The GNN model and the Siamese model both have the feature vector after data construction as inputs. Although both models can classify malware, these two approaches have different purposes and applications. The GNN classification model is limited to classifying malware with which it has been trained; the model must be retrained to recognize malware of a new category. In contrast, the similarity model calculates the similarity between samples. The category that is most similar to that of a new sample can be determined by calculating the distance between two feature vectors.
The main contributions of this research are summarized as follows:
We proposed a method for transforming malware behavior into a graph data structure; the transforming method disassembles raw execution files into code and then transforms the functions into nodes to build a graph.
We developed graph neural network models to identify malware families; the generated graphs are fed into a graph neural network so that the network learns the code structure to identify malware families.

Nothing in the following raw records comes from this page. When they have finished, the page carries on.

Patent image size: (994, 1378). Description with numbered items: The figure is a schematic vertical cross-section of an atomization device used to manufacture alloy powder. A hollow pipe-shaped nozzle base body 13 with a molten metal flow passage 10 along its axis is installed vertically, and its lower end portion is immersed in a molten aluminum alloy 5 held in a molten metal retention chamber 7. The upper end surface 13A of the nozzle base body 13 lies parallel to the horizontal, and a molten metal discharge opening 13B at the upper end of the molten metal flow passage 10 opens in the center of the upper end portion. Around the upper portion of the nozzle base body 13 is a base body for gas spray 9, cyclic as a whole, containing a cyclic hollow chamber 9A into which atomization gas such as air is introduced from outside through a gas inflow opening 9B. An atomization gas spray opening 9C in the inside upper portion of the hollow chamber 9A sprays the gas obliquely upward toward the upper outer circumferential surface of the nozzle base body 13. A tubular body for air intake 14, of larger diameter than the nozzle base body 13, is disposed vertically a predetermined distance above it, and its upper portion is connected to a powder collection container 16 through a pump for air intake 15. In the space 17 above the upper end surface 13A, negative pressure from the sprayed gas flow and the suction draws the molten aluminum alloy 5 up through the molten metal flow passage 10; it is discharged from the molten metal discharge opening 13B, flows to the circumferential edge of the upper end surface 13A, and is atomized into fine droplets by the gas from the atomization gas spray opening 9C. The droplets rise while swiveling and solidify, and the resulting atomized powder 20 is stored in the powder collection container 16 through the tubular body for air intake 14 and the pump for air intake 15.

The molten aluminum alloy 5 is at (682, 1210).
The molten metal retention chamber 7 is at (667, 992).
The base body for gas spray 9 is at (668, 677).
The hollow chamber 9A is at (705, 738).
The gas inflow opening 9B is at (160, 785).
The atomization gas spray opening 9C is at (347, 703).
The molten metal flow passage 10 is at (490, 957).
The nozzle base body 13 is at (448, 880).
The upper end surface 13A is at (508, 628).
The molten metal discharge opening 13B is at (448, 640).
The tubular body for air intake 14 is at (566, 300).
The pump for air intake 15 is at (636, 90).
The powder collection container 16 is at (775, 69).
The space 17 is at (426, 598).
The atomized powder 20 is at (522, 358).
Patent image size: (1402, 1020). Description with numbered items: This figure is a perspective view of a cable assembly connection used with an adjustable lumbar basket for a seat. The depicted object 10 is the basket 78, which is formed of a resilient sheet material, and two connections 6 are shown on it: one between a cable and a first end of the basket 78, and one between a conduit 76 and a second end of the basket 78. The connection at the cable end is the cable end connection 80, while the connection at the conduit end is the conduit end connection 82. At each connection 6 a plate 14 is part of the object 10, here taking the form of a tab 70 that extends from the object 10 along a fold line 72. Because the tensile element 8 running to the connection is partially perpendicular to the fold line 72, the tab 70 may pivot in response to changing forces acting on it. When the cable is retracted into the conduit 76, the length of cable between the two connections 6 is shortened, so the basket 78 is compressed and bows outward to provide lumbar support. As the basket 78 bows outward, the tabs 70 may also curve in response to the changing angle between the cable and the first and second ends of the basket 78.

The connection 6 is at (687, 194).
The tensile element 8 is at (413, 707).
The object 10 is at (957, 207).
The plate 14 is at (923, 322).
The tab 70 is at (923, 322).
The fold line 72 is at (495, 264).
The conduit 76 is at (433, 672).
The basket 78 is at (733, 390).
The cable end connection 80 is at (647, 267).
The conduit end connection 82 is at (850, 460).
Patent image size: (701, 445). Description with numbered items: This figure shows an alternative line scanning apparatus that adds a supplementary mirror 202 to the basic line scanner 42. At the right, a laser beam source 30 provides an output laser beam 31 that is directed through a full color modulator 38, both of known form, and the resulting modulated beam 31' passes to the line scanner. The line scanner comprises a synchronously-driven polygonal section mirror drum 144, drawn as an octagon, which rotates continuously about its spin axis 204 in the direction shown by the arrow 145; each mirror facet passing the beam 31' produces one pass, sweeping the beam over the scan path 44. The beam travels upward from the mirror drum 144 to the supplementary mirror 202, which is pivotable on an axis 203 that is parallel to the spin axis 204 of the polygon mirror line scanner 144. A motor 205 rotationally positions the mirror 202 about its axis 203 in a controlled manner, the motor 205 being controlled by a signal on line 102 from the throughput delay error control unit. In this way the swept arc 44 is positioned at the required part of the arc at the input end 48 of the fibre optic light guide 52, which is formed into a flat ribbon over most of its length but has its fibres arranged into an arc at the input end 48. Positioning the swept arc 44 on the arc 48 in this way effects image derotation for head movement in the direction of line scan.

We visualized graph embedding of a similarity model; the graph is visualized to prove that after the malware is trained, the malware families can be grouped.
Compared with previous studies, experimental results reveal that this research can effectively identifies malware.
The first section of the paper explores the statistics about the cyberattacks landscape, malware detection, and malware distribution. The second section introduces malware concept, malware analysis, and malware detection-related studies. The third section is the architecture of the malware family classification and similarity system. The fourth section describes system implementation and performance analysis. The last section is the conclusions of this study.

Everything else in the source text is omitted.